#TBT to my first degree when I was valedictorian but did not attend graduation. I have been in the top 10 for all of my degrees, but my attendance at graduations has been sporadic, contingent on many factors in my life at that time. This is the speech I had prepared to give well over a decade ago when I completed my first degree. For that degree, there actually was no ceremony, as I graduated in the “off” (fall) semester, so there was nothing to attend. Note that the above photo is from a degree that did have a graduation ceremony.
There are so many people to thank, that I could be here all day. There are so many inspirational people and speeches that I would love to emulate. Some of my favorite graduation moments, speeches, and phrases come from movies such as Reality Bites and Say Anything. I would love to say something epic that will inspire you to go out and do great things, challenge the status quo, and change the world.
But when it comes down to it, it really does not matter what I say as I stand here before you today. You will not remember any of it. Twenty years from now, you will not remember the speeches, you will not remember what you wore, nor will you remember the unease you now feel as your sock is slipping down into your shoe. What you will remember are the feelings and the people who are here with you today celebrating and sharing this most amazingly precious moment with you.
So, I will say this: people are what are most important in life. This is what we need to remember. Graduation is a great accomplishment. We have sacrificed ourselves, our time, and our future earnings in pursuit of education. Never forget the people who have supported you through this time and who are here with you today. It doesn’t matter how much money you earn, if you get that snazzy corner office, or if you end up waiting tables and riding a bicycle, what matters most are the people in your life. Your legacy will be the ways in which you are able to make life better, even if that person you better is simply yourself.
When you leave here today, be sure to hug your children, your spouse, your parents if they are still alive, and even your grandparents if they are around too. For while graduation is a huge accomplishment, it is only a flicker compared to the flame of love that is the people in your life.
We have all sacrificed something in order to achieve this accomplishment today. Remember to be thankful for every thing in life. We should not be thankful just on the day in November when the calendar tells us to be thankful. Be thankful every day. Congratulations on your achievement and go forth and spread love into the world.
I am currently in the home stretch of my final degree with less than two weeks to go. While I oscillate between relief and excitement to anxiety and despair, there is a part of me that knows that these are the days I am going to miss. They say that college is the best four years of your life. It has been the best twenty years of mine. As I look to the future, I am scared.
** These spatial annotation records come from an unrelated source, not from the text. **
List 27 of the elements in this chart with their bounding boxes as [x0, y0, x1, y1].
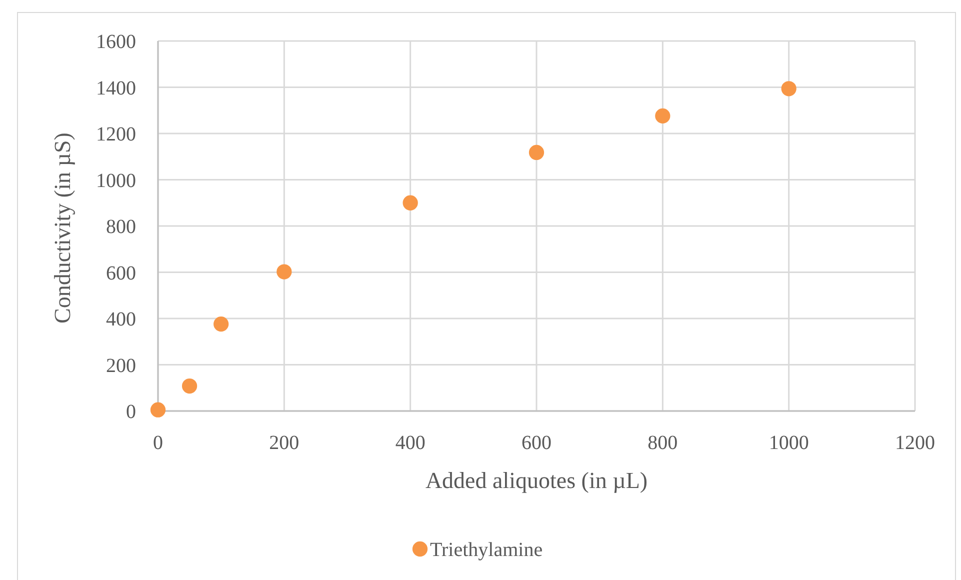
- point: [781, 81, 796, 96]
- point: [276, 264, 292, 280]
- y-tick-label: 1600: [96, 31, 136, 53]
- x-tick-label: 200: [269, 432, 300, 454]
- y-tick-label: 600: [106, 262, 136, 284]
- point: [182, 378, 198, 394]
- x-tick-label: 0: [153, 432, 163, 454]
- legend-label: Triethylamine: [430, 539, 543, 561]
- x-tick-label: 400: [395, 432, 426, 454]
- y-tick-label: 0: [126, 401, 136, 423]
- point: [150, 402, 166, 418]
- y-tick-label: 1000: [96, 170, 136, 192]
- y-tick-label: 1200: [96, 124, 136, 146]
- x-tick-label: 800: [648, 432, 678, 454]
- point: [528, 144, 544, 160]
- x-tick-label: 600: [522, 432, 552, 454]
- x-axis-title: Added aliquotes (in µL): [425, 468, 648, 493]
- x-tick-label: 1200: [895, 432, 935, 454]
- y-axis-title: Conductivity (in µS): [50, 132, 75, 324]
- y-tick-label: 200: [106, 354, 136, 377]
- point: [402, 195, 418, 210]
- x-tick-label: 1000: [768, 432, 809, 454]
- y-tick-label: 1400: [96, 77, 136, 100]
- point: [655, 108, 670, 124]
- point: [214, 316, 229, 332]
- y-tick-label: 400: [106, 308, 136, 330]
- y-tick-label: 800: [106, 216, 136, 238]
I have been in some sort of educational institution for over 30 years of my life. Some people have been institutionalized by the mental health system, some people have been institutionalized by the criminal justice system, and I have been institutionalized by the education system.
I am sure that at some point I will have panic over the fact that my academic career is over. What is perhaps most difficult is the fact that it is over whether I like it or not. Even if I do decide that I want to return to school in the future to complete a PhD, I am unable to do so because I have officially maxed my federal student loans. Unless some institution decides to give me a full academic scholarship, I am unable to continue with any more education. I am not sure what is scarier – the fact that I cannot receive any more education, or the fact that I have officially reached the ceiling for student loan debt.
I have been half joking and half serious lately that I do not want a graduation party. I want a retirement party. Twenty years in any field is a career. My career as a professional college student is ending. I am not simply graduating; I am retiring from being a professional college student. I will never stop learning, but I will now be learning by less formal means.
I am looking forward to retirement. I have employment I love, and the most amazing people in my life. I am looking forward to running more marathons, and surfing more waves. My library card will be getting a great workout. I think I may even be getting a fishing license for 2016. I will finally have time to devote to the people and things in my life that are as equally or more important than education, which have traditionally taken a back burner role to school.
A few months ago, when I posted about the penultimate paper (the last but one paper), I had foretold that this major life change would be a challenging time for me but that I hoped to be able to face it with grace. I’m not quite sure you would call this last month or so grace; it’s more like the break dance you inadvertently perform on a slick floor trying not to fall down. Whatever is happening, my life is about to change in major ways.
I’m looking forward to being able to Rewind Real Slow.